Before I had kids, I didn't spend much time contemplating my own happiness. I don't mean I didn't want to be happy, or wonder if I'd have a happy life -- I did. I just expected I'd be happy because the alternative sucked. That, and nobody I knew ever talked about whether or not they were happy because that would be way too intimate a conversation.

I went about my life and made my share of mistakes, hoping the good stuff would prevail. Sooner or later, it did, and before I knew it I was in my late 20s, had a career and pretty clothes to wear, a decent car, and money to pay for gas. It was all new and exciting and it felt like happiness -- looked like happiness anyway. With the career and clothes and car came more confidence, and with confidence I met a man and fell in love, and when you're in love, everything seems possible and that makes you pretty darn happy.

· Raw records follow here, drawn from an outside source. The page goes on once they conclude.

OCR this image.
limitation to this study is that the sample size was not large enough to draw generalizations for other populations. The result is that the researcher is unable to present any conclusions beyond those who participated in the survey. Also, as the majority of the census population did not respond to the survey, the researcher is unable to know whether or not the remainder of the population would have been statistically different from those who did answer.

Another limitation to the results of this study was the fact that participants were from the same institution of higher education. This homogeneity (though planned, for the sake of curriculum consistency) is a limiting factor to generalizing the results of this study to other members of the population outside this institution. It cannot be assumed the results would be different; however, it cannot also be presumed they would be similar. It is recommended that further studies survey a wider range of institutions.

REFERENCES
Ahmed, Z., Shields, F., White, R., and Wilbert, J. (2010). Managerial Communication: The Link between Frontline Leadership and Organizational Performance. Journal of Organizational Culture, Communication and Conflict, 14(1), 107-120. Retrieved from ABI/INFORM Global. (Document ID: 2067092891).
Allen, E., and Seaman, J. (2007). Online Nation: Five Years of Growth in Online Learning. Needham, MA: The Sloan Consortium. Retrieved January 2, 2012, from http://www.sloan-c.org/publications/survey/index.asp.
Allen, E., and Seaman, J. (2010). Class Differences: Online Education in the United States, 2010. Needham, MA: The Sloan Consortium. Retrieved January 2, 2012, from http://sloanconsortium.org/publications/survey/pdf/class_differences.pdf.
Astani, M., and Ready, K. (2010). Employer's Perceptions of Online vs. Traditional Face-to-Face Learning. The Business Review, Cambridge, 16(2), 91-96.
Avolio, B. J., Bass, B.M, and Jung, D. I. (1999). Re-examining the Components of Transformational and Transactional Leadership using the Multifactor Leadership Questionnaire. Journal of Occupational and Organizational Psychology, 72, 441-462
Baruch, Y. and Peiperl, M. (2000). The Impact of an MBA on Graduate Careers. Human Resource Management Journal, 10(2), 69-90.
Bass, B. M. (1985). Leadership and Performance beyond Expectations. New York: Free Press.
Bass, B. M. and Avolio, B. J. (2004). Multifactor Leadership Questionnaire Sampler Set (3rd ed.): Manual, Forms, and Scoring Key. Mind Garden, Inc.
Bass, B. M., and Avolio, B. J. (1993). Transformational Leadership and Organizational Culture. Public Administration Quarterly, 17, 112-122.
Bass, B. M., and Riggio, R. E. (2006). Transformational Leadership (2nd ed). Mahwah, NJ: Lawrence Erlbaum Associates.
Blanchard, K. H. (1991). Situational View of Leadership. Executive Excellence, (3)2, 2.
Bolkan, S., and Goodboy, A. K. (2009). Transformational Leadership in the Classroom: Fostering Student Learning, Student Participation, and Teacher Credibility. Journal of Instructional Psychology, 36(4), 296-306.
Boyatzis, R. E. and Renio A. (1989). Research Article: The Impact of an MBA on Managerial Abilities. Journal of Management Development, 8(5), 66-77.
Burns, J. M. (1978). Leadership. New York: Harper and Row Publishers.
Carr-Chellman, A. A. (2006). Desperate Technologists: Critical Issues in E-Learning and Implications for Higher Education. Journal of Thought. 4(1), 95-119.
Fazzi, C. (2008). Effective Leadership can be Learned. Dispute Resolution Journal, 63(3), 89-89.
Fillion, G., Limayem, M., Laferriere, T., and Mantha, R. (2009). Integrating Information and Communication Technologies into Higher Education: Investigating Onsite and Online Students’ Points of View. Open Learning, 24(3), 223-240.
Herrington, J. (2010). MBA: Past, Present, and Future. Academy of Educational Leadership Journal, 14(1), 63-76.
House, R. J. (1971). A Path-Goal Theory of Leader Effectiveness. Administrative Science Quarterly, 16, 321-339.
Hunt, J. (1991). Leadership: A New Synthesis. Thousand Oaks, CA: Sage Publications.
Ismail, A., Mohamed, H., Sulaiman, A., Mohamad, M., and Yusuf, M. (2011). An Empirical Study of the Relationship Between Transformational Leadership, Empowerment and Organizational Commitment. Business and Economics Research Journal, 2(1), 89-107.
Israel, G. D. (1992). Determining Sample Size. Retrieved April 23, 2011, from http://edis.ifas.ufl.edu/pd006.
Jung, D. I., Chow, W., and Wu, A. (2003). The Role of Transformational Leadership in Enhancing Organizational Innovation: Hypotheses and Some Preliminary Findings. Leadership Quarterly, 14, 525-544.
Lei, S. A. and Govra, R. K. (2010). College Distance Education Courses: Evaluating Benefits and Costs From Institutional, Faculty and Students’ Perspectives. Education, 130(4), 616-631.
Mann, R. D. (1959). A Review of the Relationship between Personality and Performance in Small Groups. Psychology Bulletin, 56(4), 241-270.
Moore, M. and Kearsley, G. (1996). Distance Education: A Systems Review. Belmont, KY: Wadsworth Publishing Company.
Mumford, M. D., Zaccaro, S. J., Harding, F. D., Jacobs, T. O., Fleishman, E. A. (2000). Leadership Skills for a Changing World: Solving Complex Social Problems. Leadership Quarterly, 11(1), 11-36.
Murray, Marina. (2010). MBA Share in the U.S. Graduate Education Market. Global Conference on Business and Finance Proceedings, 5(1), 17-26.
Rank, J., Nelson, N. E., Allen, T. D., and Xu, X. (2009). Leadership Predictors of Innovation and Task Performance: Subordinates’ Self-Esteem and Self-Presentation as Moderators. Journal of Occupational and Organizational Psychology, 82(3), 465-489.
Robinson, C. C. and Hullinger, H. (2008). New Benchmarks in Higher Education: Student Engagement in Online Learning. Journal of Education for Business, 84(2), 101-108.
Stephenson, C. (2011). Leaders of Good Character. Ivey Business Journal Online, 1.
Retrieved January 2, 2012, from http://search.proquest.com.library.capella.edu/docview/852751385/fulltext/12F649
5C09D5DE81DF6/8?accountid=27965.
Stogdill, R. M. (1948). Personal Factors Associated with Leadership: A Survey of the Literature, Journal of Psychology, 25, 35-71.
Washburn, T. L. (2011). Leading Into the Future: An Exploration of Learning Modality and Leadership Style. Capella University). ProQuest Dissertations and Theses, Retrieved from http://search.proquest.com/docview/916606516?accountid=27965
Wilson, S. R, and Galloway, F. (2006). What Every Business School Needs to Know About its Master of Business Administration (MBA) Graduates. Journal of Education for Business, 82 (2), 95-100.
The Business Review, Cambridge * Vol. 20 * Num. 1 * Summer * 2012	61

Eventually, I got married, bought a house, had children. Life was full, and sweet, and good -- it was everything I thought it should be. Then, as the years passed, the not-so-good began to happen: there was loss, conflict, sickness. The notion of happiness -- was I or wasn't I? -- was something I began to question. I thought about all the years I took my happiness for granted. I tried to remember what it was that made me so happy before I started to feel so unhappy. I'd study pictures from my past and think, That's from when I was happy.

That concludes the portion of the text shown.